His accent was tinged with dialect particular to his people and when he shared his stories, I felt them seep into my soul. It was a visceral experience. He was able to transport the listener to another time and place. Explaining how he was taught to look to the elements, and further afield, to the stars for signs. It was breathtaking. My skin tingled in response to the tales.
“We look to the landscape for signals. When the black wattle flowered we’d get our fishing gear. We knew it was mullet and tailor time. When we look to the milky way and see that emu shape that was also a sign,” he said.
Dingka Dingka explained why the islands were named, the real origins of K’gari, the likes of which I’d never fully heard, and how unique is the bay with its two river systems, the Mary and Susan running into the same body of water at River Heads.
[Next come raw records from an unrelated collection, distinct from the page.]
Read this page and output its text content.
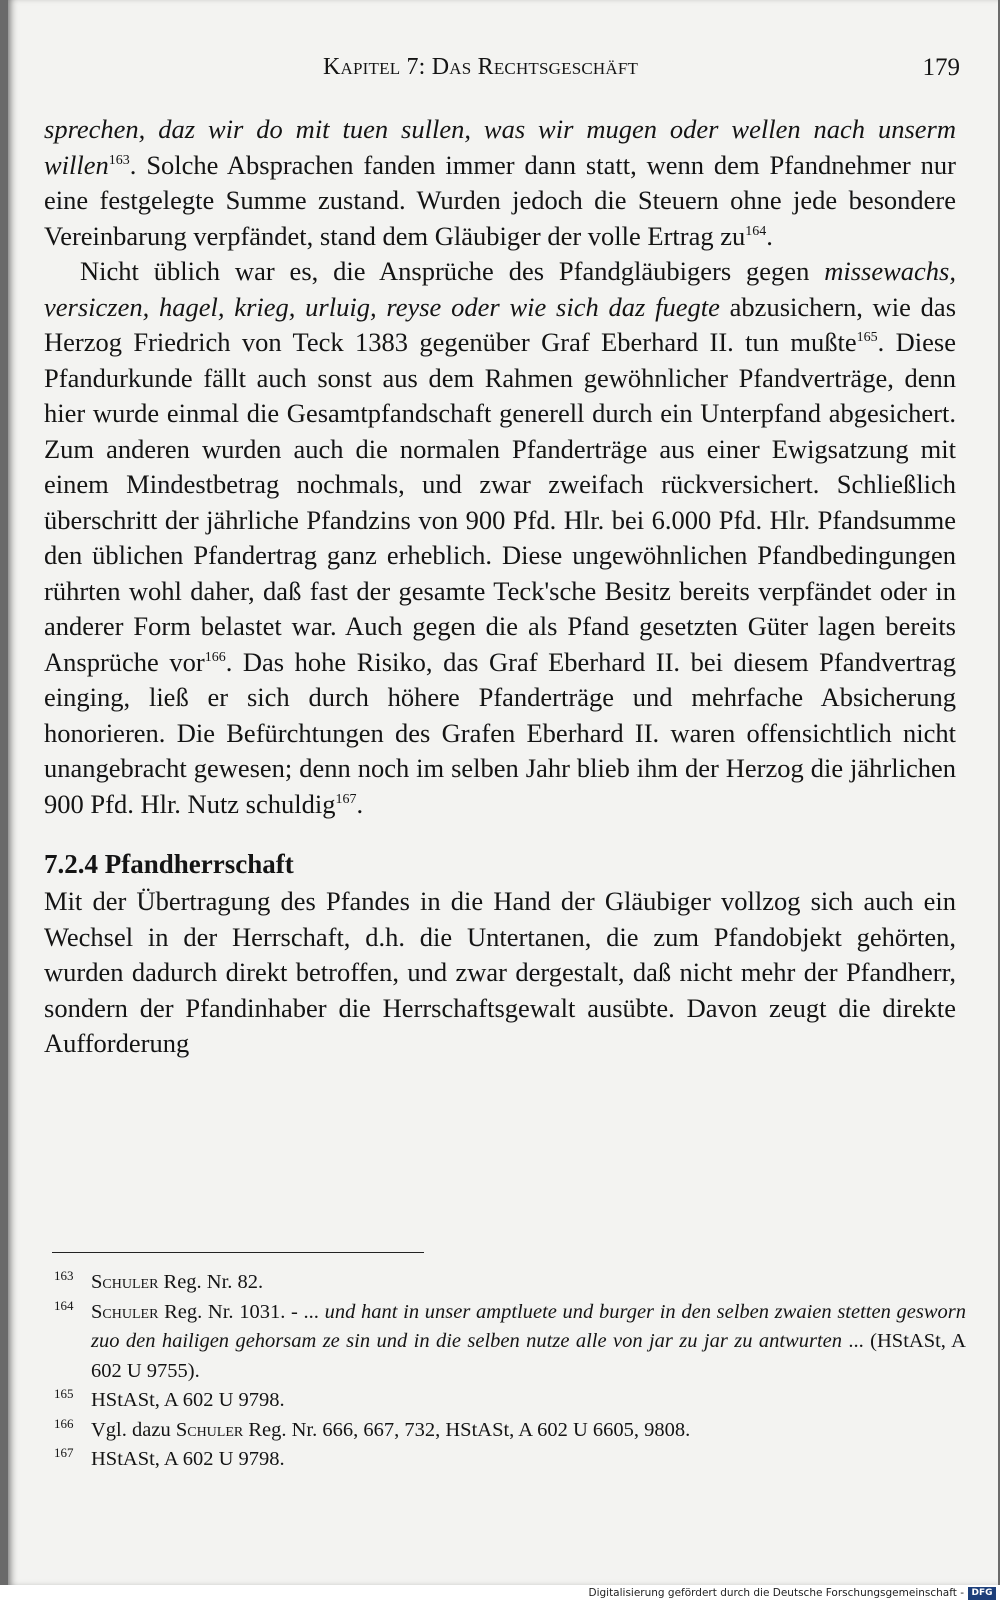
Kapitel 7: Das Rechtsgeschäft	179

sprechen, daz wir do mit tuen sullen, was wir mugen oder wellen nach unserm willen$^{163}$. Solche Absprachen fanden immer dann statt, wenn dem Pfandnehmer nur eine festgelegte Summe zustand. Wurden jedoch die Steuern ohne jede besondere Vereinbarung verpfändet, stand dem Gläubiger der volle Ertrag $zu^{164}$.

Nicht üblich war es, die Ansprüche des Pfandgläubigers gegen missewachs, versiczen, hagel, krieg, urluig, reyse oder wie sich daz fuegte abzusichern, wie das Herzog Friedrich von Teck 1383 gegenüber Graf Eberhard II. tun mußte$^{165}$. Diese Pfandurkunde fällt auch sonst aus dem Rahmen gewöhnlicher Pfandverträge, denn hier wurde einmal die Gesamtpfandschaft generell durch ein Unterpfand abgesichert. Zum anderen wurden auch die normalen Pfanderträge aus einer Ewigsatzung mit einem Mindestbetrag nochmals, und zwar zweifach rückversichert. Schließlich überschritt der jährliche Pfandzins von 900 Pfd. Hlr. bei 6.000 Pfd. Hlr. Pfandsumme den üblichen Pfandertrag ganz erheblich. Diese ungewöhnlichen Pfandbedingungen rührten wohl daher, daß fast der gesamte Teck'sche Besitz bereits verpfändet oder in anderer Form belastet war. Auch gegen die als Pfand gesetzten Güter lagen bereits Ansprüche vor$^{166}$. Das hohe Risiko, das Graf Eberhard II. bei diesem Pfandvertrag einging, ließ er sich durch höhere Pfanderträge und mehrfache Absicherung honorieren. Die Befürchtungen des Grafen Eberhard II. waren offensichtlich nicht unangebracht gewesen; denn noch im selben Jahr blieb ihm der Herzog die jährlichen 900 Pfd. Hlr. Nutz schuldig$^{167}$.

7.2.4 Pfandherrschaft

Mit der Übertragung des Pfandes in die Hand der Gläubiger vollzog sich auch ein Wechsel in der Herrschaft, d.h. die Untertanen, die zum Pfandobjekt gehörten, wurden dadurch direkt betroffen, und zwar dergestalt, daß nicht mehr der Pfandherr, sondern der Pfandinhaber die Herrschaftsgewalt ausübte. Davon zeugt die direkte Aufforderung

163 Schuler Reg. Nr. 82.
164 Schuler Reg. Nr. 1031. - ... und hant in unser amptluete und burger in den selben zwaien stetten gesworn zuo den hailigen gehorsam ze sin und in die selben nutze alle von jar zu jar zu antwurten ... (HStASt, A 602 U 9755).
165 HStASt, A 602 U 9798.
166 Vgl. dazu Schuler Reg. Nr. 666, 667, 732, HStASt, A 602 U 6605, 9808.
167 HStASt, A 602 U 9798.
Digitalisierung gefördert durch die Deutsche Forschungsgemeinschaft - DFG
When our guide took a breather I felt it was time to reconnect with our skipper Wil. I asked him what was the best thing about his job, at which point he looked a little puzzled. His response surprised me.
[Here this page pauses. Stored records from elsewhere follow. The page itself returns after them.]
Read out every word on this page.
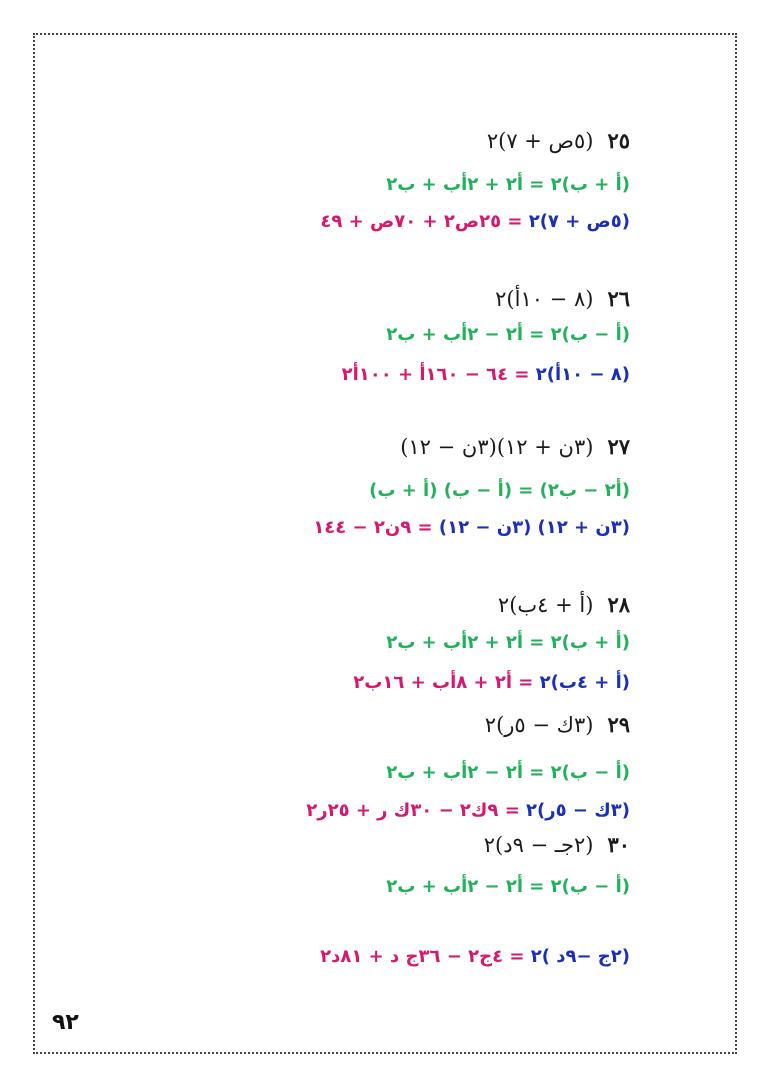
٢٥(٥ص + ٧)٢
(أ + ب)٢ = أ٢ + ٢أب + ب٢
(٥ص + ٧)٢ = ٢٥ص٢ + ٧٠ص + ٤٩
٢٦(٨ − ١٠أ)٢
(أ − ب)٢ = أ٢ − ٢أب + ب٢
(٨ − ١٠أ)٢ = ٦٤ − ١٦٠أ + ١٠٠أ٢
٢٧(٣ن + ١٢)(٣ن − ١٢)
(أ٢ − ب٢) = (أ − ب) (أ + ب)
(٣ن + ١٢) (٣ن − ١٢) = ٩ن٢ − ١٤٤
٢٨(أ + ٤ب)٢
(أ + ب)٢ = أ٢ + ٢أب + ب٢
(أ + ٤ب)٢ = أ٢ + ٨أب + ١٦ب٢
٢٩(٣ك − ٥ر)٢
(أ − ب)٢ = أ٢ − ٢أب + ب٢
(٣ك − ٥ر)٢ = ٩ك٢ − ٣٠ك ر + ٢٥ر٢
٣٠(٢جـ − ٩د)٢
(أ − ب)٢ = أ٢ − ٢أب + ب٢
(٢ج −٩د )٢ = ٤ج٢ − ٣٦ج د + ٨١د٢
٩٢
“I’m not working. This is not a job at all. It’s what we do, and we love it,” Wil said.
Curious I probed a little further. I asked why he chose this format, the little open punt. A slow boat. Could it be that the Milbi’s easy pace matched his own? I waited.
“I remember from my time skippering the whale boats I overheard European visitors saying that Australia doesn’t have any culture. I suppose they were talking about buildings and cathedrals. I want to show them that we have 40,000 years or more of culture,” Wil said.
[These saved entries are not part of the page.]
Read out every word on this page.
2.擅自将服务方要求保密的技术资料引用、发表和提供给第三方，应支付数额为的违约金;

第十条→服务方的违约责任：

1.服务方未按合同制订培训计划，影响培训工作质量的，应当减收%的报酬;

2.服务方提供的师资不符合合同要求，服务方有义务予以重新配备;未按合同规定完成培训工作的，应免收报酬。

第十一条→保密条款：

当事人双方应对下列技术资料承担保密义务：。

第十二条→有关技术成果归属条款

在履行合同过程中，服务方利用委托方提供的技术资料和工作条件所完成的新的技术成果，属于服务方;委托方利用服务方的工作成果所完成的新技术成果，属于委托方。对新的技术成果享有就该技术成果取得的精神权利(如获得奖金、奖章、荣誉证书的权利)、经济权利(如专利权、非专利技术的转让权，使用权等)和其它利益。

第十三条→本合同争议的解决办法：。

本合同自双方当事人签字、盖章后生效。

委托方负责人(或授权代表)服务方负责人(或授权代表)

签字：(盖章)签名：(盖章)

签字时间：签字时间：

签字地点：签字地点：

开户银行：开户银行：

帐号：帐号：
Well now the penny well and truly dropped. You can’t appreciate your surroundings or a country without knowing what makes it so. And today our lessons were large.
At this point the boat dropped anchor and we all walked the gangplank onto the beautiful white sands of Pelican Banks. Dingka Dingka invited us to take a walk around the island while he went off into the spinifex and painted himself up. On his return he offered us a welcome to country and a class in culture.
“This here white paint on my chest is for the Willie Wagtail. The stripes running along the outside of my body are for the two river systems. The three lines on my legs are the Butchulla three lores (laws). What is good for the land comes first. When you have plenty, you must share with family and friends. Don’t take what doesn’t belong to you. Ask first. Always look after your elders because they look after you,” he said.
On the soft crystalline sands of Pelican Banks Dingka Dingka sang, danced and entertained us with the didgeridoo. On a stop-over on Woody Island he taught us to call eagles by whistling through a small white shell. As we motored back to the marina baby dolphins frolicked and flicked their tails as they playfully circled the boat and led us home safely.
I discover that the family’s mission statement is simple. Through their business actions they want to create a lasting change and I believe they do it very well.
“The ocean is very special to us, and we want to protect it; but to do so, we must understand nature and we believe there’s no better teachers to learn from than the Butchulla people.”